1-4

 驚きで見開かれた目が、扇の上から彼方をじっと見つめている。


 想定していた人物と違うことに彼方もびっくりしたが、そんな彼方の驚きも、その人物の小さな悲鳴によってかき消されてしまった。


「す、すみません、すみません、驚かせるつもりじゃ」


 両手を前で左右に振ってみせたが、その女性はかなり慌てた風にその場にしゃがみ込んでいる。後ろには、重そうな十二単の裾が広がっていた。教科書の絵でしか見たことのないような装束だ。


 その絵と目の前の人物との違いがあるとすれば、髪の毛だろうか。彼方の記憶では、そのような絵の女性は決まって床を這う程に長い髪をしているが、目の前でしゃがみこんでいる女性の髪は、背中に掛かるくらいしかない。彼方は、それを佳月希海の髪の毛と重ね合わせた。


「えっと、えっと、その、み、道に迷ってしまって、それで、ここに迷い込んでしまって」


 一体どう弁明すればこの場を収められるのか。彼方が咄嗟に思いついたのがそのような嘘だったのだが、それが本当に『嘘』なのかどうか、彼方にもわからなかった。


 女性は、扇子で顔の下半分を隠したまま目だけを出して、彼方を訝しげに見上げている。『まあ、それは大変ね』というような反応を期待していただけに、彼方はそこから何をどう言えばいいのか分からず、頭の中が真っ白になってしまった。


「あの、その」


 ただ、そんな言葉だけが口から出ていく。

 いっそのこと逃げようか。彼方がそう思い始めたところで、目の前の女性がいきなり立ち上がり、彼方の手をつかんだ。そして、その手を引っ張り、簾と簾の隙間を押し開けると、彼方を部屋の中へと引き入れる。


「ちょ、ちょっと」


 そう声をかけてみたが、女性にそれを気に留める様子は見られない。

 部屋の中には簾を通して入りこむ外からの光しかなく、暗さにまだ慣れていない彼方の目にはかなり薄暗く見えた。しかし女性は、まるで部屋の中の様子が見えているかのようだ。部屋の真ん中にあった、カーテンのようなものに四方を囲まれた場所へと、彼方を連れ入る。

 と、彼方の足に何かがぶつかった。手を付くと畳を触ったような感触、そして、い草の発する青い匂いが鼻をかすめた。どうも、軟らかめの畳が何枚も重ねて積まれているらしい。


「寝て」


 女性が彼方にそう指示した。


「いや、あの」

「早く」


 よくわからないまま、彼方は手探りで畳の上に横になる。衣擦れの音がした後、彼方はかなり大きい着物をブランケットのように頭から被せられた。


「声を出さないで」


 驚いたことに、声の主も彼方と一緒にそれを被っている。そして、あまり肉の付いていない細い腕で、抱きしめるように彼方の顔を抱えた。

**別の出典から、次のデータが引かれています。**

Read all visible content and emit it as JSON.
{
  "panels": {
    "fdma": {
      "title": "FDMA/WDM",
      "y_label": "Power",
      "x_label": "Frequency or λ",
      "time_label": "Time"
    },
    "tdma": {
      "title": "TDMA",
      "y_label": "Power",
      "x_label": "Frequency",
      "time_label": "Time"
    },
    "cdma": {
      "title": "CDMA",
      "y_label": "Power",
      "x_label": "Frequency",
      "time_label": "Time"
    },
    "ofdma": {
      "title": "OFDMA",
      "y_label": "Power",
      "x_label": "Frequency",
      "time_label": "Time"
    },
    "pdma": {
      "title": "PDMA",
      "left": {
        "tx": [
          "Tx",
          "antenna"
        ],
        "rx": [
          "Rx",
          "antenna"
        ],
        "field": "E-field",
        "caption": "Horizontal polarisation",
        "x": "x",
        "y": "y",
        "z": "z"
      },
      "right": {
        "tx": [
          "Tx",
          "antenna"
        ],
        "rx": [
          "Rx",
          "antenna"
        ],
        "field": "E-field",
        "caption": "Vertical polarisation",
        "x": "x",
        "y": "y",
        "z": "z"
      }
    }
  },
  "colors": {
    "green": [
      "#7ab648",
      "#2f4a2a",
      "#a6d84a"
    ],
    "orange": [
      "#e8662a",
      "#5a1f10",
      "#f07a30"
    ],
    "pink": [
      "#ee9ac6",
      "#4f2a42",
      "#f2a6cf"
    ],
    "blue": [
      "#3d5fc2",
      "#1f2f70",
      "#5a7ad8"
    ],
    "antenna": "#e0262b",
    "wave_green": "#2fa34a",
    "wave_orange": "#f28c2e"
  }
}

 声の主は、さっきまで着物を何枚も重ねて着ていたはずなのだが、それが今は一枚になっている。着ていた着物を脱いで、それをブランケット代わりにしたのだろう。

 彼方の手が、薄い着物を挟んだだけで、相手の胸に密着してしまっている。そこで彼方は気が付いた。女性にあるはずの丸みや膨らみが、一切感じられない。


――男、だ。


 冷え切ってしまっていた彼方の体に温かみが伝わってくる。それと同時に、涼し気な、でもどこか切ない甘さを含んだ香りを鼻で感じた。


「やっぱり、佳月じゃ」


 さらに言葉を続けようとした彼方の口を塞ぐように、その人物が自分の胸元へと彼方を押し付ける。着物が少しはだけ、胸元は肌が露わになっていた。彼方の唇がその部分に触れる。

 彼方の耳の傍で、「しゃべってはだめ」という囁き声がした。状況が呑み込めなかったが、彼方はその言葉に従い口をつぐんだ。